Peter Casey secures place on ballot for presidential election
Businessman is third ‘Dragons’ Den’ panellist to make it on to ballot and sixth overall
Peter Casey is the sixth candidate confirmed to contest the presidential election. File photograph: Nick Bradshaw/The Irish Times.
Three people who have served as panellists on the Dragons’ Den TV series will be on the ballot paper for next month’s presidential election after businessman Peter Casey won the backing of a fourth local authority.
Mr Casey, a Co Derry born businessman, was endorsed by Tipperary County Council and Limerick City and County Council on Tuesday, adding to the support he had secured from councillors in Clare and Kerry on Monday.
His is the sixth name confirmed on the ballot paper for the election along with Dragons’ Den panellists Seán Gallagher and Gavin Duffy, Senator Joan Freeman, Sinn Féin’s Liadh Ní Riada and the incumbent, President Michael D Higgins. Four of the six candidates have won the backing of four local authorities with Ms Ní Riada nominated by Sinn Féin members of the Oireachtas and Mr Higgins able to nominate himself as the office holder.
The election takes place on October 26th and nominations close on September 26th.
In Tipperary, Mr Casey won the support of 13 councillors while journalist Gemma O’Doherty was backed by eight. He was backed by a mix of Fine Gael, Fianna Fáil and independent members.
“I’m so excited to get, now, into the race proper,” Mr Casey said after the vote. “I thought it would work out this way, I was the last person into the race and I knew I would be the last one to get over the line. It’s a big relief. I can go to the ploughing competition tomorrow and relax.”
Ms O’Doherty said she intended to seek the support of the remaining councils.
Longford County Council is expected to decide later if it will nominate a candidate while councils in Donegal, South Dublin, Kildare, Louth and Monaghan are yet to back anyone.
Offaly and Laois councils decided not to nominate anyone on Monday and Kilkenny County Council defeated a motion to nominate Ms O’Doherty by seven votes to five.
During his pitch in Tipperary, Mr Casey spoke of the importance of reaching out to the diaspora as there are more than 70 million people worldwide who call themselves Irish.
He also emphasised the importance of education and referred to Ireland’s past reputation as “the island of saints and scholars,” adding: “I want to relight that educational fire”.
Mr Casey reiterated his view that the president’s expenses should be made public, that a president should not be allowed to nominate himself or herself for re-election, and that the presidency should have a five-year term with elections taking place at the same time as local authority elections.

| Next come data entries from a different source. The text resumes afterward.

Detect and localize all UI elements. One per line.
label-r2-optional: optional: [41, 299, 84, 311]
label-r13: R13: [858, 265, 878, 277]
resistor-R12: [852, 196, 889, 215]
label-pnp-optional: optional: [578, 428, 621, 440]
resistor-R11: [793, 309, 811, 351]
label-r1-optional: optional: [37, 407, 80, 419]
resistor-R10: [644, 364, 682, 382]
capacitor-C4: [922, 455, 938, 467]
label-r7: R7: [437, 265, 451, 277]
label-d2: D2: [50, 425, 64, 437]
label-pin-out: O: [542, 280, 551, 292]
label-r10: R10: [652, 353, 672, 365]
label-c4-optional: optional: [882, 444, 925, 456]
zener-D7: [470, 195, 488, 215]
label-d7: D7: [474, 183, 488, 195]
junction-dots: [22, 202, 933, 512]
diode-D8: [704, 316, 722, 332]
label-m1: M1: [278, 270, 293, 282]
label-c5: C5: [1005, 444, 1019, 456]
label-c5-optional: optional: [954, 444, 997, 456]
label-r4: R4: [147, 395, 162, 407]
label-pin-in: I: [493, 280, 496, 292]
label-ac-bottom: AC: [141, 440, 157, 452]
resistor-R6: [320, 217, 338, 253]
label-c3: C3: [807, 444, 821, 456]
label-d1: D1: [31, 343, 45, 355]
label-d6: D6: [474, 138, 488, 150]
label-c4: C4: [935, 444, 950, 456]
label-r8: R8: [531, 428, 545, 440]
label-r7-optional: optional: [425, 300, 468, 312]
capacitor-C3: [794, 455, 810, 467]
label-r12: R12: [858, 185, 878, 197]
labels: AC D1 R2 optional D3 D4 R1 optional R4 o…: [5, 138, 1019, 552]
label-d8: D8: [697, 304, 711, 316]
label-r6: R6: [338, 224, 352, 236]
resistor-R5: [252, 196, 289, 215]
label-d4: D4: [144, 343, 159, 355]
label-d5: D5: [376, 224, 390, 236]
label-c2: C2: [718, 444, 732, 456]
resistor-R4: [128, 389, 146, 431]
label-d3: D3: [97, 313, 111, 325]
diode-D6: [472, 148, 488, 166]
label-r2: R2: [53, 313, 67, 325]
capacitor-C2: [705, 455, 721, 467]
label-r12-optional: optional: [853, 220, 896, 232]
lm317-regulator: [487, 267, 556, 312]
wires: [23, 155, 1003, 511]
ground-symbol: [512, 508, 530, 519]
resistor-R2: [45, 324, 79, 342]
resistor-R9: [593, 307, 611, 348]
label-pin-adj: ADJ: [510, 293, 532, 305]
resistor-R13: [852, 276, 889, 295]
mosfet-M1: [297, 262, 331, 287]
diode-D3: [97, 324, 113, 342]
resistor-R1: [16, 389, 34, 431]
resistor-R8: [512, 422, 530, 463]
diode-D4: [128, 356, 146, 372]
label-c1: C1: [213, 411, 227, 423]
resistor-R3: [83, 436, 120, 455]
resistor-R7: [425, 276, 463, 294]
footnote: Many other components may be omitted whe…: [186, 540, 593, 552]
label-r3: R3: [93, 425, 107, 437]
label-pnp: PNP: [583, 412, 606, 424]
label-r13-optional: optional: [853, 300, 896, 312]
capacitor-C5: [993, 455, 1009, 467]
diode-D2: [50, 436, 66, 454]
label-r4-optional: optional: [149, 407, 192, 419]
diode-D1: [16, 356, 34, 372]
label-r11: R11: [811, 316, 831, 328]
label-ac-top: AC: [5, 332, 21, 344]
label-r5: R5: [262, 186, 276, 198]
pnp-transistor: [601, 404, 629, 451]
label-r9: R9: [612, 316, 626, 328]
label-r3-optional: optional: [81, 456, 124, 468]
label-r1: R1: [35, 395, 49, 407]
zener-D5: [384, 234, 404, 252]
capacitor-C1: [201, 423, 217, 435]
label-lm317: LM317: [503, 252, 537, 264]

Ms O’Doherty told councillors she “would worry about the fact now that we have three businessmen going forward into this race, with pretty much the same track record”.
She also told councillors that her concerns include free speech, a free press, homelessness, healthcare, truth and justice.
“We do not have a free press in Ireland and this is deeply damaging to democracy. There are influences now within Irish society which threaten free speech and threaten press freedom.”